They were BOTH careless and irresponsible. Seeing that he has come forward since he has found out about his son, and he wants to have custody of his son, that makes him more responsible than her. (Responsible enough to be granted custody? That’s not YOUR decision or mine. It’s the COURT that will decide that). She LIED to him and said she had an abortion. She LIED and said she didn’t know who the father was. THAT is being very selfish, considering that she was going to deny her son his right to know his father.
I would say it was a very selfless decision. Selfish would have been having the abortion. She chose to bring a healthy baby to full term, to give it life and then provided a capable home for the baby. That is not selfish.
What did she have to gain by carrying a baby to full term? I assuming you have not been pregnant before or you wouldn’t make such a far fetched statement.
First of all, either you are this mother, know this mother or have gone thru a similar experience. Second, perhaps the reason she didn’t go thru with the abortion was because she was too far along to get one and her only other option was to give birth, then give him away (because she obviously doesn’t want him)…….without the ex knowing what she was doing. Somewhere along the way, she got a conscience. That does not make her the saint you are trying to portray her as…….or the bad guy you’re trying to portray him as. It is what it is, so STOP trying to rationalize this in favor of the mother and everything against the father!
And if you read any of my posts on here, you would know that I stated I have 4 children. And if you really must know, I also have had 2 miscarriages……..making me pregnant 6 times. I was married to an abusive louse, but never once did I think of my kids as disposable. And I also allowed my ex visitation (although supervised), even tho HE stopped it. Oh, and I was adopted, so I know what it’s like to be a throw away baby. So, DON’T tell me my statement is far-fetched!
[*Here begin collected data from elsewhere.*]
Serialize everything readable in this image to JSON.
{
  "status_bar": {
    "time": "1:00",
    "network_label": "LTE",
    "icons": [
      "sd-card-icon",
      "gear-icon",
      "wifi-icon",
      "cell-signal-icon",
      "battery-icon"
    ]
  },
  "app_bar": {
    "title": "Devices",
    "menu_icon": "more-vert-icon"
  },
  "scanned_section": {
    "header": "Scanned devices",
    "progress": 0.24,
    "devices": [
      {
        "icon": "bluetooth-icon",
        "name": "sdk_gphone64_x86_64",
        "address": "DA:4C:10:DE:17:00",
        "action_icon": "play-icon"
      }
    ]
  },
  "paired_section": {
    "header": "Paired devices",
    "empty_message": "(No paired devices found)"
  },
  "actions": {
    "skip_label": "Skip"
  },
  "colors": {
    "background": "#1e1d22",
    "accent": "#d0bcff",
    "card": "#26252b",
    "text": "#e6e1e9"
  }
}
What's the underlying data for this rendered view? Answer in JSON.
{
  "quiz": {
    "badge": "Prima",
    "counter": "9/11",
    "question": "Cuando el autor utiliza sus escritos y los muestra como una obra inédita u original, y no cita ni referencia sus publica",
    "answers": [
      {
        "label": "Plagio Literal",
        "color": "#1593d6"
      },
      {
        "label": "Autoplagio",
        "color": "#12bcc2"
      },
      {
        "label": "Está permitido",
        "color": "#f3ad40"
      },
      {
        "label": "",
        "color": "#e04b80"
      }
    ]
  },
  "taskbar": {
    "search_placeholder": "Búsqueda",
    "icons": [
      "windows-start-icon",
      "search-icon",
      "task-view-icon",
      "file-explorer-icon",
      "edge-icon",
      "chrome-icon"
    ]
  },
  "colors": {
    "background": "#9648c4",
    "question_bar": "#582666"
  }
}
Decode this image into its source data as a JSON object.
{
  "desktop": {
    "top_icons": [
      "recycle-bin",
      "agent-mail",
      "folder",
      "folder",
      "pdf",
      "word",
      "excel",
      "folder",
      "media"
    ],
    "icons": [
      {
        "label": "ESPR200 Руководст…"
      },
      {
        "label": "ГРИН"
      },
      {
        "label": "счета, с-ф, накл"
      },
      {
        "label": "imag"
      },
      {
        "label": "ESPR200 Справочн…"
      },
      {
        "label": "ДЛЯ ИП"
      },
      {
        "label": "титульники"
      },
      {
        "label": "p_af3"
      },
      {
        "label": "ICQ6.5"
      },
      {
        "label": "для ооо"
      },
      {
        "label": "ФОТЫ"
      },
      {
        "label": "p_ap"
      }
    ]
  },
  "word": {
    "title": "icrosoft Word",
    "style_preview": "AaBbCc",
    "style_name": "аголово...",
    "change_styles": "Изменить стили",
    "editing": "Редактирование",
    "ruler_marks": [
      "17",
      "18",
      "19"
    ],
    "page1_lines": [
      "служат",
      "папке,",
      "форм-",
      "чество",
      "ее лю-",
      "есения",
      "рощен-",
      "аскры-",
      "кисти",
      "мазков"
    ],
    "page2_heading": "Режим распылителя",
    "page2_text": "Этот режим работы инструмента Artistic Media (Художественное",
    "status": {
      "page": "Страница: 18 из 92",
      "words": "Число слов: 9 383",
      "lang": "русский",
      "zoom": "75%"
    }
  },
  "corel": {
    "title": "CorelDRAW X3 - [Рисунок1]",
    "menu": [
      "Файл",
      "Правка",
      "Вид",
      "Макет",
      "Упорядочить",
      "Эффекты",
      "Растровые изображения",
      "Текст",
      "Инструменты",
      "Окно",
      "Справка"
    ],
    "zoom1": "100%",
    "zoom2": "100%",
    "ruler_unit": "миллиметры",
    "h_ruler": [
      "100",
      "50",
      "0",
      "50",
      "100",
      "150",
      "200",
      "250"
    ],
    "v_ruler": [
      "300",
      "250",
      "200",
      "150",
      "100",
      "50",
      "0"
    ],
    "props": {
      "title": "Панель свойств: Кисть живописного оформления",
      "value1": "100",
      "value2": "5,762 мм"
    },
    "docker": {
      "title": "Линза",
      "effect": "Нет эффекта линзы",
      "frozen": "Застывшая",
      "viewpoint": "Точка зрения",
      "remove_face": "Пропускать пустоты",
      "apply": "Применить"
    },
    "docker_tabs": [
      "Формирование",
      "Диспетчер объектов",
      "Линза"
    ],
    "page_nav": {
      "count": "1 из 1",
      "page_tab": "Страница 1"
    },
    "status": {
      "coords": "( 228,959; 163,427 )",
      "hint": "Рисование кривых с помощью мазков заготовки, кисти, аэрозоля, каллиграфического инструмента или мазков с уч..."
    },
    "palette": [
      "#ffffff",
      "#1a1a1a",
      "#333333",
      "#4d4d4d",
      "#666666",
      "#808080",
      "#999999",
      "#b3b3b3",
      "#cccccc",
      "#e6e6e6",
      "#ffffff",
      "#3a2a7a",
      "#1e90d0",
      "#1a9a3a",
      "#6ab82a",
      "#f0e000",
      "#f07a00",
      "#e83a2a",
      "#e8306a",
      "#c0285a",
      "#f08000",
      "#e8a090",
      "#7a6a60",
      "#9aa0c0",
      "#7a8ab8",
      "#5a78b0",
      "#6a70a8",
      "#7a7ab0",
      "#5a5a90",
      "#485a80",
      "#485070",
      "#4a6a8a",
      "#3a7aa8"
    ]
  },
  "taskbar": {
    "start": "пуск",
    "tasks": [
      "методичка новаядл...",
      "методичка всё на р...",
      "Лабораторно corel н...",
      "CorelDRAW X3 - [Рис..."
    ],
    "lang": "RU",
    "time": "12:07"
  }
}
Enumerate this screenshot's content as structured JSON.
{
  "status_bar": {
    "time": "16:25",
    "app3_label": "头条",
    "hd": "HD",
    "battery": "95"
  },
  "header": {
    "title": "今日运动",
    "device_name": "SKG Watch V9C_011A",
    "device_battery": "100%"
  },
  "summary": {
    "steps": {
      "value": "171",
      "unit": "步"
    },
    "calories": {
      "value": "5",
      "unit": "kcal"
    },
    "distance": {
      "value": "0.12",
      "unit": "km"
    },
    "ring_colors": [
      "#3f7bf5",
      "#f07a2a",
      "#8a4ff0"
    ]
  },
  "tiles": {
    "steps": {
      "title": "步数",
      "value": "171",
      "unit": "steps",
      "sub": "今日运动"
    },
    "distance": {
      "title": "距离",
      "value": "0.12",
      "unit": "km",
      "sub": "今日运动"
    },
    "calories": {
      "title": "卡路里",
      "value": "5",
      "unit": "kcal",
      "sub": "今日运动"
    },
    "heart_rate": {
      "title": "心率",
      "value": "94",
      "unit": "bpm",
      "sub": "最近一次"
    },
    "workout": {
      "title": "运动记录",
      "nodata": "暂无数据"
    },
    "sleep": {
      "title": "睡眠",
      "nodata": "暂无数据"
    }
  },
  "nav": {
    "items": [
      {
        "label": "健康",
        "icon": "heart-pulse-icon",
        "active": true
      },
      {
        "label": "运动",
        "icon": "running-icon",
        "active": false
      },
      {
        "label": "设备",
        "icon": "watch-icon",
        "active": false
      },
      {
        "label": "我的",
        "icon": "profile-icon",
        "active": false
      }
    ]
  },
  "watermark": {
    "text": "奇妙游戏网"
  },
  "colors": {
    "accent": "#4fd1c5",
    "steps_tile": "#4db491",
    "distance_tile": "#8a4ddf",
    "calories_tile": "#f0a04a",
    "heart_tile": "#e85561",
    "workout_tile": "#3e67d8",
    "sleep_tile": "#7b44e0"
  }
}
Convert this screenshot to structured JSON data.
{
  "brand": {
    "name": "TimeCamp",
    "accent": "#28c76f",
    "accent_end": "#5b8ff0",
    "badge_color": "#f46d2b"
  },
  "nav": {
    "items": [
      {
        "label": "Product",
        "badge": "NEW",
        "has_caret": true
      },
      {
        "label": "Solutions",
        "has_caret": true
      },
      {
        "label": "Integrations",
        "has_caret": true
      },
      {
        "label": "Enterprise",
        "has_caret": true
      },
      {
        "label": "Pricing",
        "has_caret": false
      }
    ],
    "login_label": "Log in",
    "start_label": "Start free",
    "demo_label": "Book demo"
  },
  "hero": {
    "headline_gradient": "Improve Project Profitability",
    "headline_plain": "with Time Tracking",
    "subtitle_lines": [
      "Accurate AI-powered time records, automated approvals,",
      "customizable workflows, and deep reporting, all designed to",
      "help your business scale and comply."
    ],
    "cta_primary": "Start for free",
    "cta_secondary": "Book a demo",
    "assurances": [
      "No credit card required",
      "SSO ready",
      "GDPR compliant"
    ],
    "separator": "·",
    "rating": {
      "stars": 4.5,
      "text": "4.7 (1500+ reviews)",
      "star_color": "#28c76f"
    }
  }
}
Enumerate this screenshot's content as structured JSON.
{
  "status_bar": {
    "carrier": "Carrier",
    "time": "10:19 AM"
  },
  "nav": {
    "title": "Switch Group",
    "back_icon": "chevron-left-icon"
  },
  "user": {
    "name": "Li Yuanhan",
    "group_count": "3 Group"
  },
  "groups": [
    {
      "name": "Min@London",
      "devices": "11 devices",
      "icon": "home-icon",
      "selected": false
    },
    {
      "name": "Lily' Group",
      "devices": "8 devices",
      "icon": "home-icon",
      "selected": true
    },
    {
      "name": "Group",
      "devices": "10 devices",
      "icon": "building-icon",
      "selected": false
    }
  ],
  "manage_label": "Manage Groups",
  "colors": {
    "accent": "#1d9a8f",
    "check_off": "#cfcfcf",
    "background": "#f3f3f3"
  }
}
You, young lady have a lot to learn about people and the fact that’s it’s not always the way YOU think it is. Grow up!
why so personal? you seem older and strident, to me.
take care. and take your meds.
LOL!! Strident?? No more than you…..
If this mother taught the father was so unfit she could have gone to court to have his rights terminated then given the baby up. Adoption is great when all agree. If she had gone to court a judge would have said if she wanted to give the baby away then the father would get custody. Then she would be on the hook for 18 years of child support. By taking the child and giving it up without the fathers consent would get her out of taking any responsibility. If she did not want this child she could have called the father from the hospital and walked away.This seems more like payback for something unrelated.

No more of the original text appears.